Why babies need to go out

Ok. Mommies need to go out. Babies actually don't.

I must say, I can't imagine, what do those women do or feel, who are social and extravert, who need to be out there, in the world. Because I normally don't - I love being at home, entertained by myself. ;)

However, with a baby, sometimes it gets so hard to just be alone at home with her! 24/7. (Mr. Husband is amazing, helps and is more involved than most men, but it still is only a very small part.. Mostly it's just me and her.)

Don't get me wrong, I love it. I love her. But it is a constant work - taking care of her, what her mood is, what does she want to do, is she tired of that? Is she hungry? Is she getting sleepy? Yes.. And the constant sleep issue.

I have a very good sleeper, actually. I really can't complain of the nights. But the naps and day sleep.. Some little time ago I thought I have figured it out (awake for 1,5-2 h, sleepy, sleep), but for example today, I don't know.. Don't understand. And not understanding her is what is frustrating.
She looks sleepy and cries. I try to make her sleep and she cries even more.. Sometimes I start to think she cries because she doesn't want to sleep, meaning - she is not actually sleepy, but my activities make her sleepy, and that makes her angry. Who knows.

Two days ago she was on the floor, looking at me cooking, happy. So happy and comfortable, that when I looked at her, she was asleep! :D That has happened once. I don't dare to dream of it happening more.

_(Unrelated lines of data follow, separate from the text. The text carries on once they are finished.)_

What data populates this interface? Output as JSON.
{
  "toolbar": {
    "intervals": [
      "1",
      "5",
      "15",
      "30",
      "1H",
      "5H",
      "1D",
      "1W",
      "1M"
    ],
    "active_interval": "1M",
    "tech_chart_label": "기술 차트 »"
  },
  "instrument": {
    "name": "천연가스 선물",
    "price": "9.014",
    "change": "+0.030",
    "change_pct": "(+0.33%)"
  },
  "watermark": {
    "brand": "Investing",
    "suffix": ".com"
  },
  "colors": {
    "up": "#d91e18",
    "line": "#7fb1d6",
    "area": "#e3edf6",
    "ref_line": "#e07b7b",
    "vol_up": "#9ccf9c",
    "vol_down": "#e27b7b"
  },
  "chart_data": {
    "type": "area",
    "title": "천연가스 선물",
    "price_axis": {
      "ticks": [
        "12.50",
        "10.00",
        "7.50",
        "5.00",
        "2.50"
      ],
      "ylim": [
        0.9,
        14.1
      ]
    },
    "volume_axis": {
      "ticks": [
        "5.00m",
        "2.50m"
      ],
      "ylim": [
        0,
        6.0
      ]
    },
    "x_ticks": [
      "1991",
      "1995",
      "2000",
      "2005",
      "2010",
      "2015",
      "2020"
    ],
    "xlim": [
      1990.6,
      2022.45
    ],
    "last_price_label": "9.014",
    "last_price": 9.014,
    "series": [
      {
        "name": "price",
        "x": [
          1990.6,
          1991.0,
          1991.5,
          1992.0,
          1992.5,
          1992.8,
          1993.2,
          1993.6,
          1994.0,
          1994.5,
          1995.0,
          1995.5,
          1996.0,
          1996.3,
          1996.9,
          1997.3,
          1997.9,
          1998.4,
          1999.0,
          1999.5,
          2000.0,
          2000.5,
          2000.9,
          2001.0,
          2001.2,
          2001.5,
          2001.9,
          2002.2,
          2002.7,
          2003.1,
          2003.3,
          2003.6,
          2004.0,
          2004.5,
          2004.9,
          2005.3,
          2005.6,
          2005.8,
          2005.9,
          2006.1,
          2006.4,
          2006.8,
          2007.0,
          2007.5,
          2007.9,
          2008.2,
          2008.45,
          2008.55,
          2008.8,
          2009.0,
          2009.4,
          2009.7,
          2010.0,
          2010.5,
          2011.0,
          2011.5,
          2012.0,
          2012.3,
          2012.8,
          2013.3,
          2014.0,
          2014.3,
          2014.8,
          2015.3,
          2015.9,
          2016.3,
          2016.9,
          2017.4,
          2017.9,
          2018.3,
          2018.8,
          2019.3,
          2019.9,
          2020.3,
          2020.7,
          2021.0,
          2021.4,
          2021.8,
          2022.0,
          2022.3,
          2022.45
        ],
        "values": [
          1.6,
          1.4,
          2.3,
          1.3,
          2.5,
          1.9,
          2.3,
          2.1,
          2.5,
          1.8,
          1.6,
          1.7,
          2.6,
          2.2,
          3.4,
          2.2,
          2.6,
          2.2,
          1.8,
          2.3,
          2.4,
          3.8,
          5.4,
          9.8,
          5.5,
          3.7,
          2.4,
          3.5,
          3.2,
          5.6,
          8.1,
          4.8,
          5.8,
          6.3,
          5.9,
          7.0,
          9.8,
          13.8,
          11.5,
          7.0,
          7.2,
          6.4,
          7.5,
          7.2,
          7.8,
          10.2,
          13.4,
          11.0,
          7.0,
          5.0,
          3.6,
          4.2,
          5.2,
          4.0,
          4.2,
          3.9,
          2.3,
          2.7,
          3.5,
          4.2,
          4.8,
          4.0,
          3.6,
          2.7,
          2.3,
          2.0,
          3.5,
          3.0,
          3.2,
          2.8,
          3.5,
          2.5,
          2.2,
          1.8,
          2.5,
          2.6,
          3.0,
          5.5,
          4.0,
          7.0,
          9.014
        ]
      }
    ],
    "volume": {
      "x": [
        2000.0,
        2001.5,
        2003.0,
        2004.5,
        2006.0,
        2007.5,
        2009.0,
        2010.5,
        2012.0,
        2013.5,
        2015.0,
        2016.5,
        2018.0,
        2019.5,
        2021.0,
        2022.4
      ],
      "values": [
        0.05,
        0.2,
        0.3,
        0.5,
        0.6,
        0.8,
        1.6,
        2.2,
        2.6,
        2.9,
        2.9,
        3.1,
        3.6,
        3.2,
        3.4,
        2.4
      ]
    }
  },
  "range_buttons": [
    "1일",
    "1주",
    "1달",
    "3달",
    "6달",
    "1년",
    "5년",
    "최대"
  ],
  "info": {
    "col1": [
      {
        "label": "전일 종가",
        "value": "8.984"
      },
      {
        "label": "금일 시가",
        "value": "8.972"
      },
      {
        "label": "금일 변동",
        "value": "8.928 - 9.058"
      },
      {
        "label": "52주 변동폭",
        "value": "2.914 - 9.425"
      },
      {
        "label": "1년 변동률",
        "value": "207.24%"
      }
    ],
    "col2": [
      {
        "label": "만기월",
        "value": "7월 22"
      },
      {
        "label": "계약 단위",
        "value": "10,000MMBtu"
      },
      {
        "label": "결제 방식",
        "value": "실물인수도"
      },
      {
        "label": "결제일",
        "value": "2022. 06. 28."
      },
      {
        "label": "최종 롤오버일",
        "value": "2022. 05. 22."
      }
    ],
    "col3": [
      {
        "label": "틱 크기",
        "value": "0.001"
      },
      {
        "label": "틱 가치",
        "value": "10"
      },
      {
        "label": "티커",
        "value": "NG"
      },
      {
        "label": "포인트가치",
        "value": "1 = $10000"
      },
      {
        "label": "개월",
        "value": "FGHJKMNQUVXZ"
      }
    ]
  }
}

Oh, and the answer - why do I need to go out? Because when I'm somewhere, with someone, talking, walking, doing something.. She is there, with us, happy, taking part, joining the conversation. And as we are in a different environment, then she is mostly picked up, held in arms. When gets really sleepy, then sleeps in the wrap. And everybody is happy.

At home, for some reason I expect her to lie on the bed or on the floor, play on her own, develop. Follow the daily routine. Sleep in the bed, not only in the wrap. Expect to be able to do my own things - whatever, dinner, laundry or Facebook. Of course, she is a lot less happy in this situation, and me as well.

Lesson for myself would be to interact with her at home same way as when we are out. But that is not always possible..
So it seems we will be going to Baby-Mornings twice a month in a nearby Waldorf kindergarten. Just a couple of hours outside of home, doing something different, communicating with some other moms. Hope we like it. :) (Starting from September.)